I have a large collection of notes that currently consists of a large number of individual "chapters" that I manually number and keep track of. E.g. visit http://www.stat.sfu.ca/~cschwarz/CourseNotes with a manually created and maintained HTML index.

I would like to create a "superdocument" that includes all the individual chapters and use this to automatically create both an HTML index structure with "leaves" in PDF.

For example, at the highest level, you would get an HTML document that looks like:

This is my large set of course notes.
1. This is Chapter 1
2. This is Chapter 2
3. This is Chapter 3

where each of the "This is Chapter x" is a pointer to the PDF document for Chapter x.

This looks like a combination of latex2html type of conversions for the chapter/section headers and creation of separate pdf files for each chapter type of problem. Ideally, you would have control on the level of the HTML index created (e.g. shows all level 1 and 2 headings) and the level of leaf where the PDF is created (e.g. at the chapter level, or the section level). Cross references across the leaf boundaries would be nice, but not essential, i.e. a reference in Section 15.3 to Section 13.2 would jump to the "leaf" containing Section 13.2.

Is the a package that will do this? Am I asking too much from LaTeX? Other suggestions on automating the workflow? I've read the suggestions on separate PDF files for each chapter and this is a start, but the creating of main index would still have to be done manually.

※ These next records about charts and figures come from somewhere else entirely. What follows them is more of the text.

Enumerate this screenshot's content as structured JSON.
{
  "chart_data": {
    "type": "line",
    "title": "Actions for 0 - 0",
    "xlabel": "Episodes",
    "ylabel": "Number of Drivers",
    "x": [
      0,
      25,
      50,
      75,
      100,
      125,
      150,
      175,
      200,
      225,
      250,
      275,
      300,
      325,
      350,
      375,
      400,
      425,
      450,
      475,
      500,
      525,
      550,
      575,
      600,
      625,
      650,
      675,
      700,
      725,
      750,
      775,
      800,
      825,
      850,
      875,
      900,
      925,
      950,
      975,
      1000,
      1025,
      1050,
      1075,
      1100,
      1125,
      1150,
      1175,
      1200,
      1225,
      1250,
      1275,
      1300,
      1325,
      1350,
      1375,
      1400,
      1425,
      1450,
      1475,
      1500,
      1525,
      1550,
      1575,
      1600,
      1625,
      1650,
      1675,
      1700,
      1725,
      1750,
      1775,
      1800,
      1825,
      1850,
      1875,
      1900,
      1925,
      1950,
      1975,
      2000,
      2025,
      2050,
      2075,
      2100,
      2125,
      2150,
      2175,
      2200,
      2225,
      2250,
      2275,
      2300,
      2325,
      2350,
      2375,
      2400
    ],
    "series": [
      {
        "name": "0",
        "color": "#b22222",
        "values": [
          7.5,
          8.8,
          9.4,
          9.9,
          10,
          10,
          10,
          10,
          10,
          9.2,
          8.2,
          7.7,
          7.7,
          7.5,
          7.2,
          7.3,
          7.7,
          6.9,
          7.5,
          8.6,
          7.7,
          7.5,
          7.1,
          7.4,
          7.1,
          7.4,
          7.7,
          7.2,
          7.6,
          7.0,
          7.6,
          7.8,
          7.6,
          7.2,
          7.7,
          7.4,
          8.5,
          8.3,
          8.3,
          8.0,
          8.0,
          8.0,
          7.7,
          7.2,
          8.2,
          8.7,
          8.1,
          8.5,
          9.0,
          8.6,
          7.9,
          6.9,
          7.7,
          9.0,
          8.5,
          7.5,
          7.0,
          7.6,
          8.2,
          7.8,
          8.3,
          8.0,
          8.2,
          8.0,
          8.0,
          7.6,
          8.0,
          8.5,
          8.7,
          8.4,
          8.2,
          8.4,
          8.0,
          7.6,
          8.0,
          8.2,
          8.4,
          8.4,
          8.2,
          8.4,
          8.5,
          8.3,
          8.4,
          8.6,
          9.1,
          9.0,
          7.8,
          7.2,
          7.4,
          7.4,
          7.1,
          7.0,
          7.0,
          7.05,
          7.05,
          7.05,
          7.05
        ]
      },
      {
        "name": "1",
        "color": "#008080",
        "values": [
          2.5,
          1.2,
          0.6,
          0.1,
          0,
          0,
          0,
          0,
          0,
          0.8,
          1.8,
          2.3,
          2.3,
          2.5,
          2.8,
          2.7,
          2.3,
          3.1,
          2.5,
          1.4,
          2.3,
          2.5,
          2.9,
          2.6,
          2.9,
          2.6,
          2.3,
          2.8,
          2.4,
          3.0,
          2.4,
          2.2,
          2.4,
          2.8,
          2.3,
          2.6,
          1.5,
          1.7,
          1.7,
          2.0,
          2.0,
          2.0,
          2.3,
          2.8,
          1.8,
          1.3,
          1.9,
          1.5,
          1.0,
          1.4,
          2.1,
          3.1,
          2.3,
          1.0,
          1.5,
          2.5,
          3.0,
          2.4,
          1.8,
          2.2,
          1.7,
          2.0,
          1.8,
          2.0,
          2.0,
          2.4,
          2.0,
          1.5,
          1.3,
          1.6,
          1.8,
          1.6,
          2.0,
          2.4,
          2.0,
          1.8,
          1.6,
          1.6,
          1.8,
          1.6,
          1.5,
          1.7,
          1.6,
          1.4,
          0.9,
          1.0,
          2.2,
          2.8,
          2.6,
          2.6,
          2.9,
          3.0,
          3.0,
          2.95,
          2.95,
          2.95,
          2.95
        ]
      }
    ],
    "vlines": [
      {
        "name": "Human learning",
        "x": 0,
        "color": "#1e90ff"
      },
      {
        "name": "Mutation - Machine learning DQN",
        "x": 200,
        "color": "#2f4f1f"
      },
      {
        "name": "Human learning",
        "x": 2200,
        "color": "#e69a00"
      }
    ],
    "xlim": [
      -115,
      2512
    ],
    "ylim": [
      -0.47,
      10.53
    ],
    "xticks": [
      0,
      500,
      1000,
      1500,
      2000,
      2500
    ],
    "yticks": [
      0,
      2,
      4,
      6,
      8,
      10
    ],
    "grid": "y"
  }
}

Hmmm... I think I can see a potential workflow for this. If I can split the final pdf document in a convenient way (e.g. a chapter boundaries) this gets me part of the way there, and I think that a post-processing of the *.toc file could generate me the html code ?? Not sure how to link the two yet. I think I noticed a question/answer on how to split the final pdf file ... time for more research ...


1 Answer 1


OK... I've managed to develop a workflow that seems that it will work. I've tested it for proof of concept and it mostly works but I need to do some fine tuning.

  1. Use the hyperref package so that the PDF file has bookmarks associated with each chapter/section.

  2. Use pdflatex to generate the book containing ALL the chapters etc. Do NOT destroy the .toc file as it will be used later.

  3. Use pdfasm to split the book from (2) into individual chapters. You can use the [FILENUMBER###] fragment in the output file names to number the parts appropriately, e.g. MyBook-Part-[FILENUMBER###].pdf generates MyBook-Part-001.pdf, MyBook-Part-002.pdf etc. Note that the book title generates a separate file so Chapter 1 is MyBook-Part-002.pdf etc. [I think in the future, I will not generate the title pages for the book.] I also used the minitoc package to generate a mini table of contents for each chapter.

  4. Process the .toc file from (2) to generate the HTML. I used SAS (just because I know SAS) to generate HTML code for the chapter and section headers. I then used a server side include to automatically embed this generated HTML code fragment in my index.shtml page. The generating the HTML isn't too hard and so can likely done in the language of your choice (e.g. perl). At this stage, you can control to what level in the ToC you want the HTML generated.

I have a few "features" that need tweaking:

  • greek letters in titles are stored in the .toc file as $\alpha$ etc. which needs to be modified for the HTML generated code;
  • some formatting in the chapter/section titles needs tweaking for the HTML, e.g. {\it text};
  • automating the entire flow process.